The words helped him earlier, but then again, what happened to him was different. For all he knows, this'll just make things worse.
no subject
It's like a bad joke. Only - hell if he knows this punchline.
"Yeah," says Tim, breathing the word out slowly, sucking the air into his lungs like a drowning man. He's not coughing. There's no heat spidering up his veins and snapping across his nerves. There's no iron-ping of synapses bursting and scattering in a fireworks display of a sympathetic nervous system gone horribly off the rails.
"Just...I..."
What's he say?
I missed you?
Yeah. Fucking right. Jay's bound to believe that, between the shouting match in the gardens and the right hook he can't remember Tim dealing across his jaw the first time they met in Wonderland, between his Mirror's snide commentary and the ache down Tim's middle.
"I didn't know what to do." It's less of a vulnerability, like this. He's always floundered.

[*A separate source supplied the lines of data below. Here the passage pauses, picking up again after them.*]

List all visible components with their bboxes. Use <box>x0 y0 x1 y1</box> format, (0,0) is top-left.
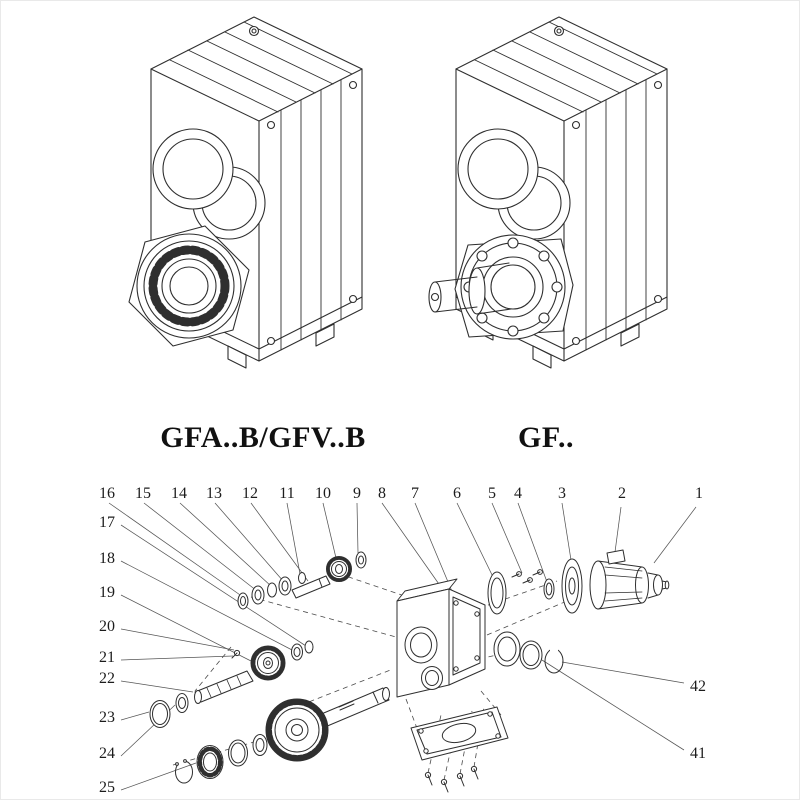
part-callout-17: 17 <box>99 514 115 531</box>
part-callout-6: 6 <box>453 485 461 502</box>
part-callout-13: 13 <box>206 485 222 502</box>
part-callout-24: 24 <box>99 745 115 762</box>
part-callout-1: 1 <box>695 485 703 502</box>
part-callout-11: 11 <box>279 485 295 502</box>
part-callout-7: 7 <box>411 485 419 502</box>
part-callout-18: 18 <box>99 550 115 567</box>
part-callout-15: 15 <box>135 485 151 502</box>
part-callout-42: 42 <box>690 678 706 695</box>
part-callout-12: 12 <box>242 485 258 502</box>
part-callout-41: 41 <box>690 745 706 762</box>
exploded-view-drawing <box>149 549 670 793</box>
callout-leader-lines <box>108 502 697 791</box>
model-label-gf: GF.. <box>518 421 574 454</box>
part-callout-19: 19 <box>99 584 115 601</box>
part-callout-10: 10 <box>315 485 331 502</box>
part-callout-16: 16 <box>99 485 115 502</box>
part-callout-20: 20 <box>99 618 115 635</box>
part-callout-9: 9 <box>353 485 361 502</box>
part-callout-2: 2 <box>618 485 626 502</box>
gearbox-drawing-left <box>128 16 363 369</box>
part-callout-22: 22 <box>99 670 115 687</box>
part-callout-8: 8 <box>378 485 386 502</box>
model-label-gfab-gfvb: GFA..B/GFV..B <box>160 421 366 454</box>
part-callout-5: 5 <box>488 485 496 502</box>
part-callout-23: 23 <box>99 709 115 726</box>
part-callout-25: 25 <box>99 779 115 796</box>
gearbox-drawing-right <box>428 16 668 369</box>
part-callout-3: 3 <box>558 485 566 502</box>
part-callout-4: 4 <box>514 485 522 502</box>
part-callout-14: 14 <box>171 485 187 502</box>
part-callout-21: 21 <box>99 649 115 666</box>
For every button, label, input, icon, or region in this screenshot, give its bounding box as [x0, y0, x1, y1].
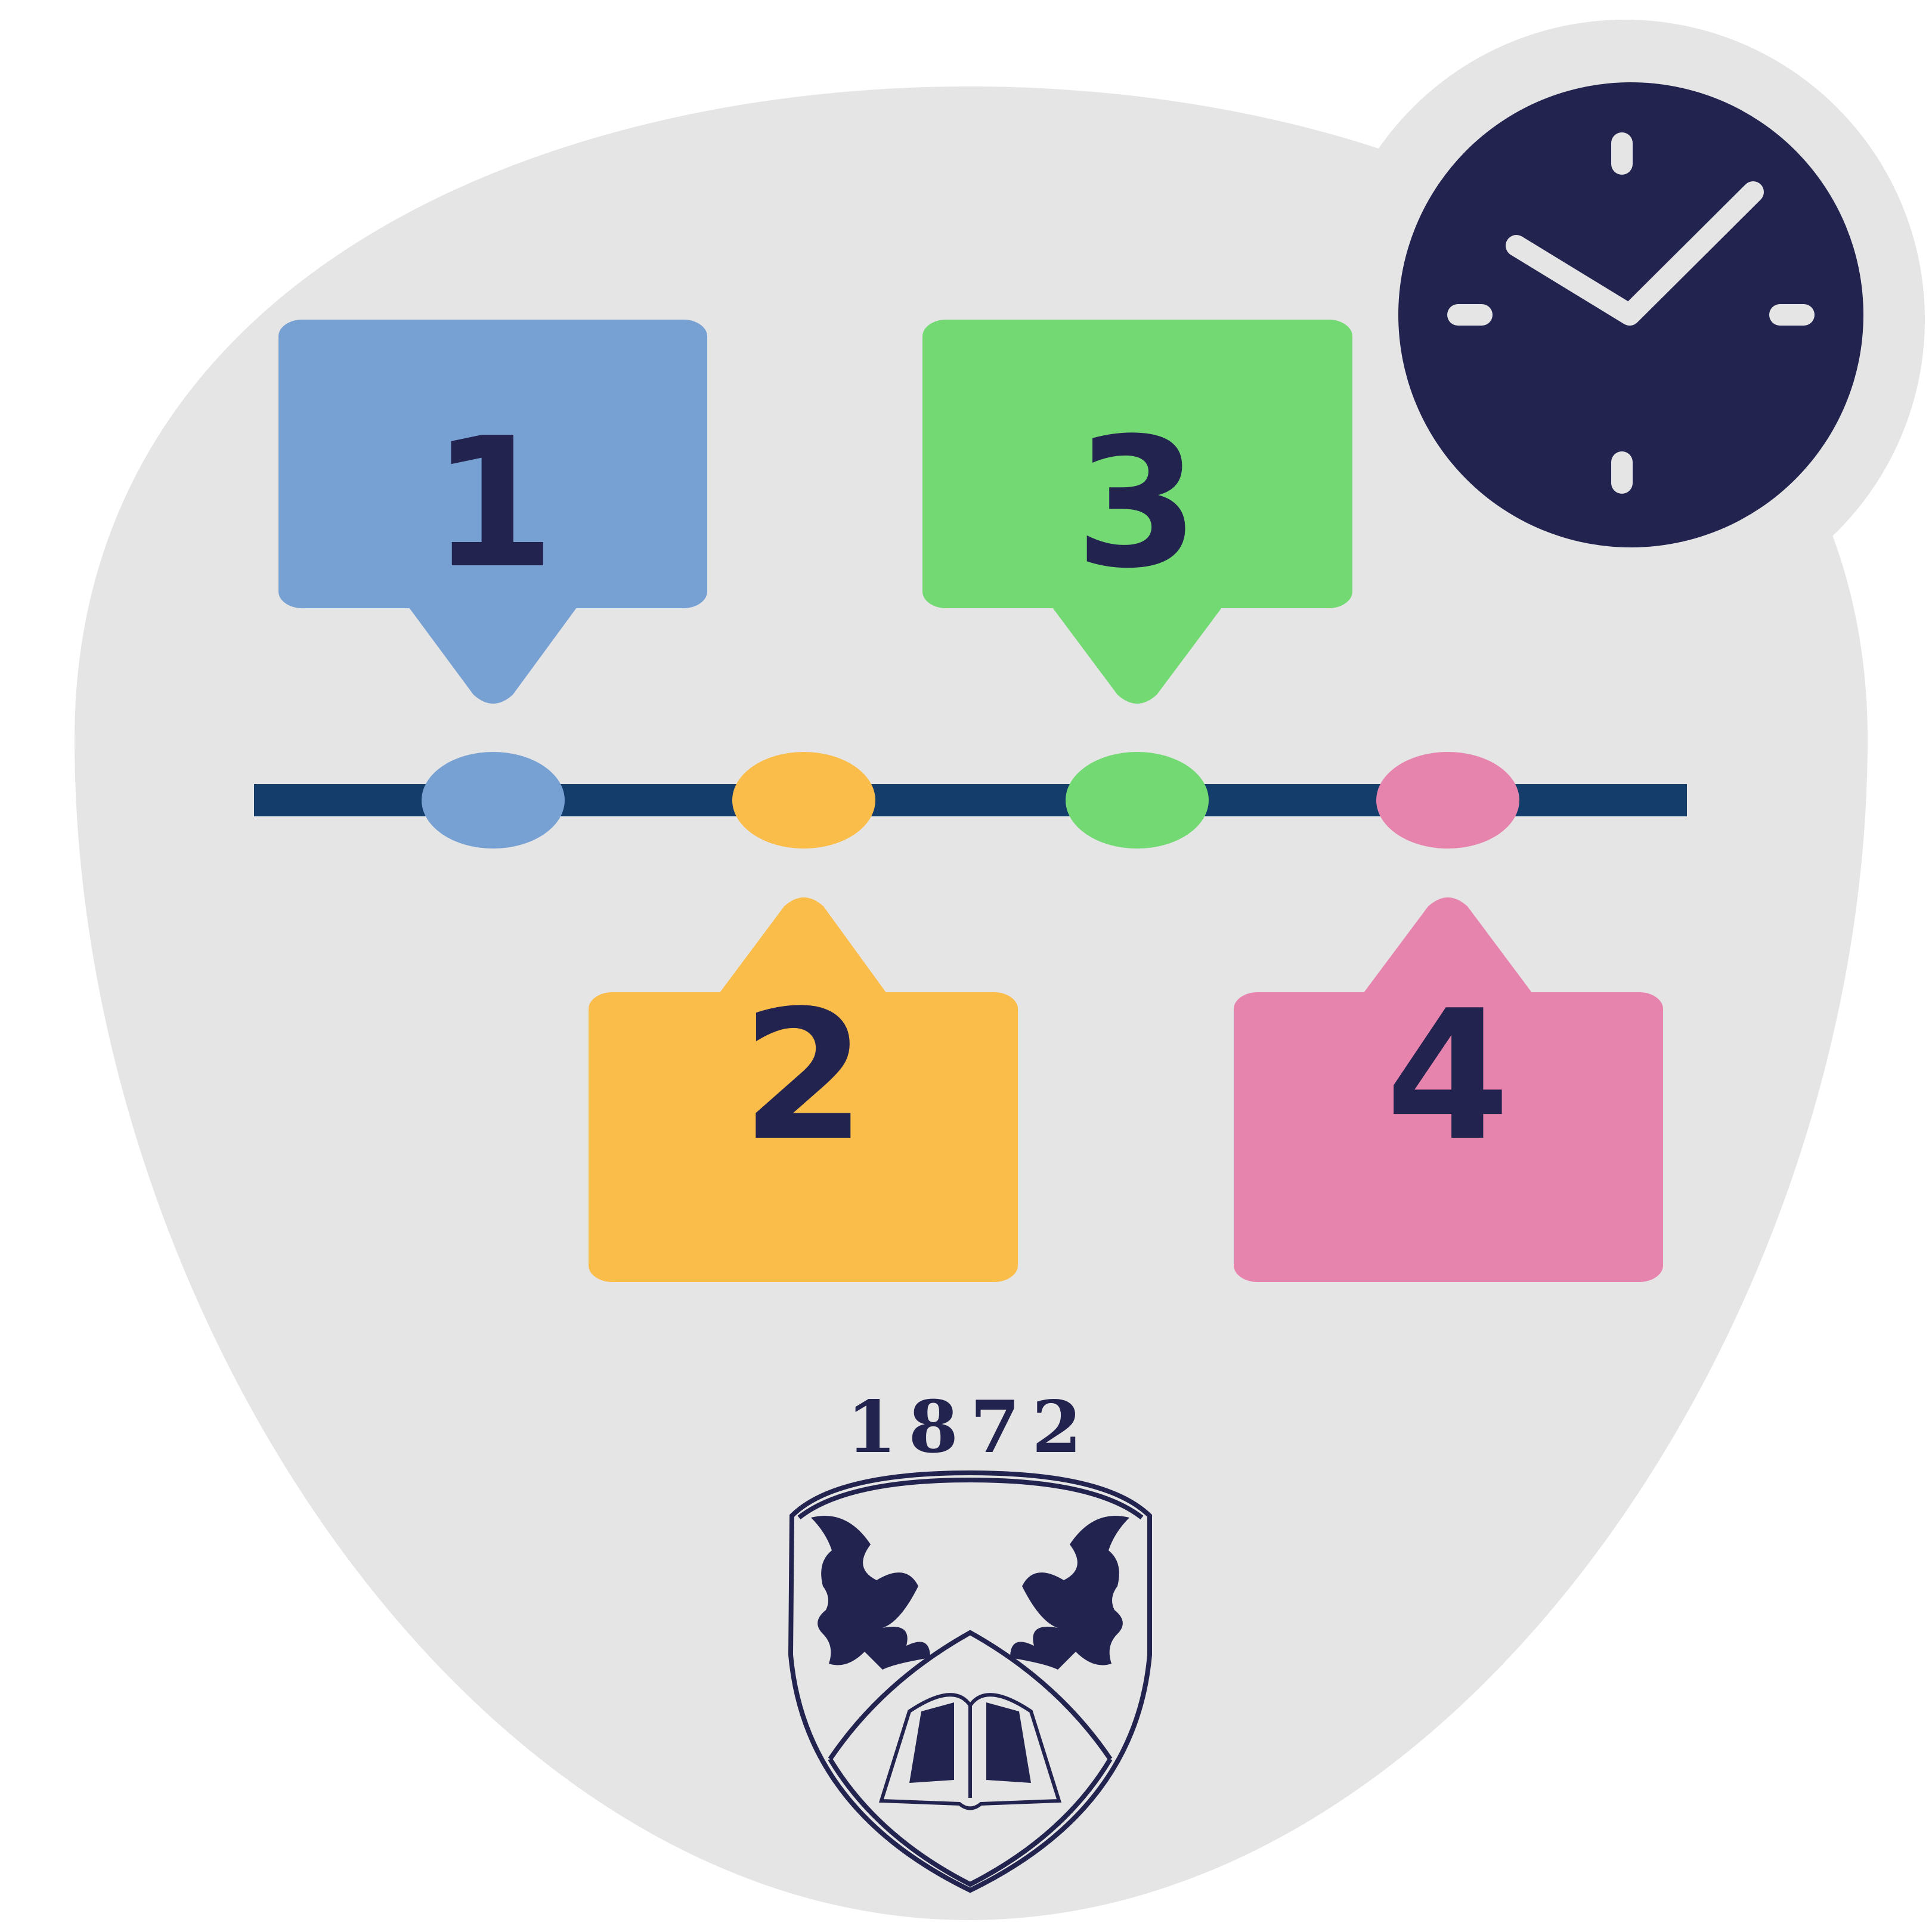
step-3-callout: 3 — [922, 320, 1352, 704]
step-3-number: 3 — [1075, 400, 1200, 608]
university-crest-icon: 1872 — [788, 1385, 1152, 1893]
step-2-number: 2 — [742, 972, 866, 1180]
timeline-dot-2 — [732, 752, 875, 849]
step-1-callout: 1 — [278, 320, 707, 704]
timeline-dot-4 — [1376, 752, 1519, 849]
timeline-dot-1 — [422, 752, 565, 849]
step-2-callout: 2 — [589, 897, 1018, 1282]
step-4-callout: 4 — [1234, 897, 1663, 1282]
step-1-number: 1 — [431, 400, 556, 608]
step-4-number: 4 — [1386, 972, 1510, 1180]
clock-icon — [1325, 20, 1925, 620]
timeline-dot-3 — [1066, 752, 1209, 849]
logo-year: 1872 — [847, 1385, 1094, 1469]
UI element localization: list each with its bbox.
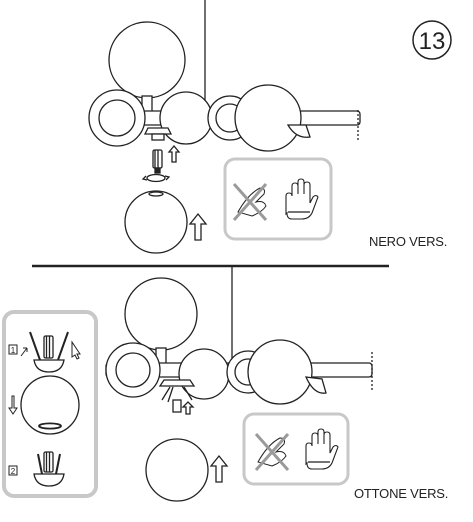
glove-icon [285,178,319,220]
rotate-arrows-icon [141,173,171,183]
step-number: 13 [419,28,446,55]
crossed-bare-hand-icon [232,183,268,221]
inset-step-2: 2 [11,467,16,476]
inset-step-2-box [8,465,18,476]
up-arrow-icon [167,144,181,163]
down-arrow-icon [8,395,18,415]
bulb-icon [152,149,163,174]
step-number-circle [412,20,452,60]
crossed-bare-hand-icon [254,433,290,471]
glove-icon [305,428,339,470]
top-lamp-assembly [88,0,361,254]
inset-step-1-box [8,344,18,355]
gloves-warning-panel [223,157,333,241]
inset-step-1: 1 [11,346,16,355]
top-version-label: NERO VERS. [369,234,448,249]
detail-inset-panel: 1 2 [2,310,98,498]
up-arrow-icon [209,454,229,483]
up-arrow-icon [188,212,208,241]
gloves-warning-panel-bottom [242,412,350,486]
bottom-lamp-assembly [105,266,373,502]
bottom-version-label: OTTONE VERS. [354,486,449,501]
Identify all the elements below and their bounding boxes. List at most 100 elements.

It's just that Jay was always just as bad, if not worse off, and they would struggle in the realm of not knowing together. Are you drowning. "After you...I didn't know what else to do."
no subject
Jay's not the kind of person other people look to for advice. He's not any good at telling people what to do.
So why would his death mean...anything in this context?
"Well..." he starts, hesitant. "What did you end up doing? Besides...what happened with Alex."
no subject
Screwed up, mostly. Left a trail of corpses behind him. Jay, crumpled against the counter with pages stained with red beneath him. Brian, crooked and cracked from a fall that was too far to be painless and too short to be immediately fatal, splayed awkwardly with that hated hood still fallen across his features.
Alex, bleeding sluggishly across the floor, denying himself, denying Tim, denying everything with his dying breath.
He missed him. There's no question, is there?
But this is what missing people gets him; this is what being Tim's friend is.
"Tried to keep going the way you did, I guess." The words are as faded and tired as the rest of him feels. Drained to his core. "Finish what you started. Even if maybe I shouldn't've - I dunno."